Beberapa media menurunkan berita bahwa Saudi Arabia waktu pemerintahan Abdullah meminta PM Inggris David Cameron melakukan penyelidikan terhadap pemimpin Ikhwanul Muslimin yang bermukim di sana dengan tuduhan teroris. David Cameron menyanggupi permintaan Abdullah sebagai sahabat. Namun setelah penyelidikan dilakukan, Inggris tidak menemukan tudahan tersebut, tetapi Inggris belum melaporkan hasil penyelidikan tersebut takut Abdullah kecewa. Mungkin saat ini waktu yang tepat bagi Inggris untuk melaporkan hasil penyelidikan tersebut kepada pemerintah Saudi Arabia, lapor pejabat tinggi kementrian luar negeri Inggris.
Politik Mesir
Kurang lengkap berbicara timur tengah tanpa membahas Mesir. Berita teranyar Raja Salman telah memecat Dubes Saudi Arabia untuk Mesir, Ahmad bin Abdul Aziz Qattan. Dubes Qattan dikenal sebagai kurir kerajaan Saudi Arabia untuk pemerintah kudeta Abdel Fattah As-sisi.
Pemecatan tersebut signal dari Raja Salman bahwa politik Saudi Arabia akan berubah terhadap Mesir. Bisa jadi Raja Salman menghentikan bantuan untuk Mesir, atau masih memberikan bantuan tapi dengan syarat yang harus dipenuhi Mesir. Syaratnya apa? Mungkin kesepakatan poros baru nanti Ankara-Riyadh-Doha yang bisa menjawab.

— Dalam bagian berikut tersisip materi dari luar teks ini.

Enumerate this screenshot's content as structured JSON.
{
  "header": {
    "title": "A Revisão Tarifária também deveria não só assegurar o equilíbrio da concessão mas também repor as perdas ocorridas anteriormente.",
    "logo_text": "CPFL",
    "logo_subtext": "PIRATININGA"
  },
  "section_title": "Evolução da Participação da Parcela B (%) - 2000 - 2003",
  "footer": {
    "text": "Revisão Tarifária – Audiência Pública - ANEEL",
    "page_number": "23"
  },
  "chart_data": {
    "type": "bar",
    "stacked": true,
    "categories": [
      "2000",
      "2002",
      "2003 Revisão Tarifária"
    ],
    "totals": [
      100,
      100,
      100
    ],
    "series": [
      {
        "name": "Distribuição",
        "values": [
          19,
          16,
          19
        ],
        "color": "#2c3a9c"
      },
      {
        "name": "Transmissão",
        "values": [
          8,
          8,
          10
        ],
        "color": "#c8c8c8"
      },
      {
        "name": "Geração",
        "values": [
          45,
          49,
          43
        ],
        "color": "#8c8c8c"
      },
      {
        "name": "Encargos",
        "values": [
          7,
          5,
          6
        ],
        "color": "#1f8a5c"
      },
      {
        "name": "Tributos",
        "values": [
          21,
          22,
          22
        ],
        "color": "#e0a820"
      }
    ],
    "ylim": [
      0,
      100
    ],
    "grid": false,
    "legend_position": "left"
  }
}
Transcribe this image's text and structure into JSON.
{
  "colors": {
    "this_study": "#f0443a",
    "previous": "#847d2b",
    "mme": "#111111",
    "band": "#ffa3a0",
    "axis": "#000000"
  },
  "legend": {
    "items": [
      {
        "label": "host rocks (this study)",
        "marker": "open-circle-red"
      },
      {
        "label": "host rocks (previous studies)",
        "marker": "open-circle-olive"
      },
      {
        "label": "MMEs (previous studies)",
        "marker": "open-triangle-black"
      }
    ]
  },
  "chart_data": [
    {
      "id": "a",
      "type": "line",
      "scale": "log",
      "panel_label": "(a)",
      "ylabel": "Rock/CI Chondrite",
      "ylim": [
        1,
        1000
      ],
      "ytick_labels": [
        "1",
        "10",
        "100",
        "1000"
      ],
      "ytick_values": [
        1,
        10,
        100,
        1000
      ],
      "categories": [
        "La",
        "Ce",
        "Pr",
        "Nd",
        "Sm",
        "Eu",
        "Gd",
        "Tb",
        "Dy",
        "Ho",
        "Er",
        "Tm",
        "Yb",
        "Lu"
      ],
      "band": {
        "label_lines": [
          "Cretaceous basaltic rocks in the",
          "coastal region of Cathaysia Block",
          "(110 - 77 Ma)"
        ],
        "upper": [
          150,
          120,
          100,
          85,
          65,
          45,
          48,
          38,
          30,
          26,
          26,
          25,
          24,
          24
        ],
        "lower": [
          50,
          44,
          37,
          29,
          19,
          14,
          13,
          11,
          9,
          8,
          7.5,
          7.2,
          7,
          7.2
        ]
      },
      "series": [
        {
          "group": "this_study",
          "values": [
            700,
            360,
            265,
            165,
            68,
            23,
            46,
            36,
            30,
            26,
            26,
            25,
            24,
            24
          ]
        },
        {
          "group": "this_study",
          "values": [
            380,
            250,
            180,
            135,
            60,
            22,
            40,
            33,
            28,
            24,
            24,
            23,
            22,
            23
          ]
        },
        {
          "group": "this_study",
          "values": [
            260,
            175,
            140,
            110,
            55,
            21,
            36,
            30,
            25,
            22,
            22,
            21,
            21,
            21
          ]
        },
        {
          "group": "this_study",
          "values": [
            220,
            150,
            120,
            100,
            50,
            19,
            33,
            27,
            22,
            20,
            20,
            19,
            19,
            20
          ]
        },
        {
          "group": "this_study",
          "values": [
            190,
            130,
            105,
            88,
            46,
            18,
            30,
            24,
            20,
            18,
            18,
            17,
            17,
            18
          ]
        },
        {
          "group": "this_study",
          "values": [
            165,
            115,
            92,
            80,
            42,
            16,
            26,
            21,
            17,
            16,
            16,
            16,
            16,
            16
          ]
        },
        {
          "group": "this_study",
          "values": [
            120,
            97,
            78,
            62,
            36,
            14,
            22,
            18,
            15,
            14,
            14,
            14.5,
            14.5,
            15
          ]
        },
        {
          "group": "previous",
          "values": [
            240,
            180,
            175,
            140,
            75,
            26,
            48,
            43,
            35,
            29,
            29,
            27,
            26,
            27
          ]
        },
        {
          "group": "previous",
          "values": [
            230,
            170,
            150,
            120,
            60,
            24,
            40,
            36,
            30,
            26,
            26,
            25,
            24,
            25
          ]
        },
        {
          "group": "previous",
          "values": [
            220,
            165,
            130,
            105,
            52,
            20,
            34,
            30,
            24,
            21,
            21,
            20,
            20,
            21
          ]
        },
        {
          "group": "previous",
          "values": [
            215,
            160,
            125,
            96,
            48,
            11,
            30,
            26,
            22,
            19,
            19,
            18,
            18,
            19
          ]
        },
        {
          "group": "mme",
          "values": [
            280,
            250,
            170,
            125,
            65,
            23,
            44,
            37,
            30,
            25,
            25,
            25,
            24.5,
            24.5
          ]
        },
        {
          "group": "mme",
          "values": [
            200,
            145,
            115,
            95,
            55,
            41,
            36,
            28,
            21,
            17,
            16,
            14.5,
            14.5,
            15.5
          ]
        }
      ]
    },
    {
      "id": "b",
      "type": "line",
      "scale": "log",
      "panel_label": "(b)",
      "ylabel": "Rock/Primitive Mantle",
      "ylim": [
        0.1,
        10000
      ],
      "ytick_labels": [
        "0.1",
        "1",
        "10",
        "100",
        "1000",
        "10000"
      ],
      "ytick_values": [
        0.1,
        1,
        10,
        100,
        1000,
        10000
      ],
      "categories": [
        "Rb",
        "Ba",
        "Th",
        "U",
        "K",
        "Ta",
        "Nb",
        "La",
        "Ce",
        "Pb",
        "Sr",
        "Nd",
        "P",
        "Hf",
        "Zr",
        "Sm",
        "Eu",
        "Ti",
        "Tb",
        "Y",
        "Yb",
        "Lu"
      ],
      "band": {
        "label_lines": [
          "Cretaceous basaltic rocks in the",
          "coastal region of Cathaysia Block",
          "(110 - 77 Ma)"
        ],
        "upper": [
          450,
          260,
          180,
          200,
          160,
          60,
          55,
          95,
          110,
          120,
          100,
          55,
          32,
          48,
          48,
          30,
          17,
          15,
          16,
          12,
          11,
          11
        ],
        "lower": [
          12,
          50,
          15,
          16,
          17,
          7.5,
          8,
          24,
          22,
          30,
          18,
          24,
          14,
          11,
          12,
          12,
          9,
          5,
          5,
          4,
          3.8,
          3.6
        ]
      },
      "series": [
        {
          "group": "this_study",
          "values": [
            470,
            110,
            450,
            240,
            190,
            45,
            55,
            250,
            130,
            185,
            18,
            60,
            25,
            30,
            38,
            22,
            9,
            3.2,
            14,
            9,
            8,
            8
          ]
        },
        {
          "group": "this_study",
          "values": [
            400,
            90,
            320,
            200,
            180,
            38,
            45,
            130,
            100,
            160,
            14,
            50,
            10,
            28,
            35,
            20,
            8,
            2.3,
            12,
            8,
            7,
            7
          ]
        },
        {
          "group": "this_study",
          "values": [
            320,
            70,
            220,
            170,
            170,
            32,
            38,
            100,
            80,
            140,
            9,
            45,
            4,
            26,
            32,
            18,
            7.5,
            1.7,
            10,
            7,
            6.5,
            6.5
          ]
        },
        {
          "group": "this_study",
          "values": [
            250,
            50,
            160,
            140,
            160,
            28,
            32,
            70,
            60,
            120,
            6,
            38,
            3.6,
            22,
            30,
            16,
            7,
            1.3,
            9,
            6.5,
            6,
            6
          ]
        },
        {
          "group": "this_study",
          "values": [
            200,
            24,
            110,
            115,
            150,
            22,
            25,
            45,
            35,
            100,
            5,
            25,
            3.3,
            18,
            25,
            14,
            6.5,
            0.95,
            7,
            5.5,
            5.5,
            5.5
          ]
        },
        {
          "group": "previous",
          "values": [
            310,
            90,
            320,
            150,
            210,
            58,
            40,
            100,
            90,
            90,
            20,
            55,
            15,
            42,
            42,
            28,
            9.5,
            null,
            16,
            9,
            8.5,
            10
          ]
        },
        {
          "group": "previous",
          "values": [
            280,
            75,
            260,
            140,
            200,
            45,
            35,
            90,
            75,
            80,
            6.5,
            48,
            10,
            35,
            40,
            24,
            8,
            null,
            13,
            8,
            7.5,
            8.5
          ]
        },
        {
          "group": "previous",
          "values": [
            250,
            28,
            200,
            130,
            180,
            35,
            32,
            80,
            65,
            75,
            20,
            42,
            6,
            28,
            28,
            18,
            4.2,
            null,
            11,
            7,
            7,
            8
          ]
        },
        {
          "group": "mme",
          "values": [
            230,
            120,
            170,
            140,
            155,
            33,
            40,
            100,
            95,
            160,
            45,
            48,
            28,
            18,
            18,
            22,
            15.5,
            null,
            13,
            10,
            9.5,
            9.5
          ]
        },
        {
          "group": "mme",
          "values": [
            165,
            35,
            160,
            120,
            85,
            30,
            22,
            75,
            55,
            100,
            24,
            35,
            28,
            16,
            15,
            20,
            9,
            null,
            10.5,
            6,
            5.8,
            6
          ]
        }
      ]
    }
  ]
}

Sepak terjang Raja Salman ini tentu mendapat dukungan kuat dari rakyat Saudi Arabia, bahkan muslim internasional yang melihat selama ini Saudi Arabia seperti raksasa ompong, makanpun harus disuapkan bubur oleh Amerika. Raja Salman diharapkan menjadi penerus raja Fahd yang mementingkan negaranya dan umat muslim dari pada Barat.
Mungkin benar yang dilakukan Salman adalah kudeta, kudeta terhadap kepentingan Barat, kudeta yang didukung Rakyat Saudi Arabia. (adibahasan/arrahmah.com)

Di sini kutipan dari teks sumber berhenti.